De tous les candidats démocrates en liste ou potentiels, il n’y en a qu’un seul, présentement, qui est en mesure de battre Trump. C’est Joe Biden. Et ici encore, la victoire de Biden n’est pas assurée. Avec tous les scandales entourant Trump et son administration, comment les Américains peuvent-ils encore envisager de reconduire Trump? Tout simplement parce qu’il bénéficie actuellement d’un alignement parfait des étoiles.
L’administration Trump surfe littéralement sur la reprise économique mise en place par l’équipe Obama. Non seulement le taux de chômage se situe constamment en bas de 4 % et la croissance économique dépasse les 3 %, mais les salaires des travailleurs américains, après deux décennies de stagnation, ont commencé à augmenter. De plus, les taux d’intérêt et l’inflation demeurent toujours très bas. Et finalement, non seulement le prix de l’essence demeure abordable, mais les États-Unis sont redevenus le plus grand producteur mondial de pétrole et de gaz naturel. En un mot, les Américains ne ressentent pas de morosité économique.
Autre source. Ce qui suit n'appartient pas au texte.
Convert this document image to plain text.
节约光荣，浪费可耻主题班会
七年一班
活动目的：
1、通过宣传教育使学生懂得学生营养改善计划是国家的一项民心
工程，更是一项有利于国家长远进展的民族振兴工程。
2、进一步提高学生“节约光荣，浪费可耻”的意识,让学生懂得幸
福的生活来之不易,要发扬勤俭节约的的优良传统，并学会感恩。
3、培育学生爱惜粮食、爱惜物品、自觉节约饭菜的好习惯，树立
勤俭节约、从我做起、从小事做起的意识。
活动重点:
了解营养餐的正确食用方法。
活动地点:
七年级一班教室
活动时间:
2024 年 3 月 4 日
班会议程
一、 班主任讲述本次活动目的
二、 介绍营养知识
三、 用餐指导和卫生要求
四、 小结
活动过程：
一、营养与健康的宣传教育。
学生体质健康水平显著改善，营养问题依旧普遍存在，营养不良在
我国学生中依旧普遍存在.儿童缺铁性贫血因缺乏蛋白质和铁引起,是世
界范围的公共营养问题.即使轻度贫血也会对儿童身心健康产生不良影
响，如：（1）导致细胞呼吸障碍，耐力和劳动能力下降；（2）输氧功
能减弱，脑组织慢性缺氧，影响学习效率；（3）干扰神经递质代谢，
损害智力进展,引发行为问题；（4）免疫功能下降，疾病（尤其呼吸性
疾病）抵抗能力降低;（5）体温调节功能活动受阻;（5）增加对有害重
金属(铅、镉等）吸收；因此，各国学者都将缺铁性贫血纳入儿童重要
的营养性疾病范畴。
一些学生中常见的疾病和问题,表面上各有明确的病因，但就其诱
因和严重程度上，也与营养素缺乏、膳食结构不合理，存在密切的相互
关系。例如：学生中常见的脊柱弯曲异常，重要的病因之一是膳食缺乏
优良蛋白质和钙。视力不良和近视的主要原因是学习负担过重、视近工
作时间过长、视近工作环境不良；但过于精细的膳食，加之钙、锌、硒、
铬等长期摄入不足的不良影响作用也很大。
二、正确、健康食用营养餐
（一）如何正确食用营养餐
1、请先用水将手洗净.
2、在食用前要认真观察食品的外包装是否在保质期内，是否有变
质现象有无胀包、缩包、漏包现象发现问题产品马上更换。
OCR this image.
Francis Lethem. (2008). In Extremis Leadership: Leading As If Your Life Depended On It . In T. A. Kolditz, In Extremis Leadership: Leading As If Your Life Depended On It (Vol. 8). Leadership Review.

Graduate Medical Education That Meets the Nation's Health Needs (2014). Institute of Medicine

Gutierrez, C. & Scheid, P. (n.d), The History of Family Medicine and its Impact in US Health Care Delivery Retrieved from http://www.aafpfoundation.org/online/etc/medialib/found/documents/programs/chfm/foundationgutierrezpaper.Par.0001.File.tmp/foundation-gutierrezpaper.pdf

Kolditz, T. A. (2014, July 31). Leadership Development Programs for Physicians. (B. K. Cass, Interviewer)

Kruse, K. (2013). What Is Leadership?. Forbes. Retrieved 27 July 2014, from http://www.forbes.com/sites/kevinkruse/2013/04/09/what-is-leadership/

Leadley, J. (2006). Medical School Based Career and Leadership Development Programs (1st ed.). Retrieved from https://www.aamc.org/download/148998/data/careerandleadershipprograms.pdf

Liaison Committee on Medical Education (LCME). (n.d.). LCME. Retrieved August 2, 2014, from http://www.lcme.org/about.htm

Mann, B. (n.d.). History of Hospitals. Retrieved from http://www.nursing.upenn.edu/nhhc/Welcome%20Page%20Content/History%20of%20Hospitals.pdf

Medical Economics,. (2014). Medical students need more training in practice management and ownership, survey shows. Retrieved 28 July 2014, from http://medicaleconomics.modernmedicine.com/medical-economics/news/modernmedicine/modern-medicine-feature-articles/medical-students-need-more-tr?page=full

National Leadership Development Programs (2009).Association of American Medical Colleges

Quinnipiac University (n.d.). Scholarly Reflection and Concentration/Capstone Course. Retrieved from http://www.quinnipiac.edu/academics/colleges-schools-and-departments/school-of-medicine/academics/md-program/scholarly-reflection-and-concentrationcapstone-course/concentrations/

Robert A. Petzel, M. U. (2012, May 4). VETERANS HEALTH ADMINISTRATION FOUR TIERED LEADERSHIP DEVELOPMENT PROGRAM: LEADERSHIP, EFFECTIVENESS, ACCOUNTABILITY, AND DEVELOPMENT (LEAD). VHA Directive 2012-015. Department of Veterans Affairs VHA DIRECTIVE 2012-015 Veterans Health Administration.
Cette satisfaction ne se limite pas à la classe moyenne. Depuis deux ans, les taux de chômage des Américains d’origine asiatique, des Latinos et des Afro-Américains n’ont cessé de baisser pour chuter respectivement à 2,2 %, 4,4 % et 5,9 %. C’est la même chose chez les femmes où le taux de chômage a baissé à 3,3 %. Comme ces bas pourcentages battent tous les records depuis 1945, beaucoup d’électeurs féminins ou provenant des minorités ont tendance à accorder le crédit à Trump.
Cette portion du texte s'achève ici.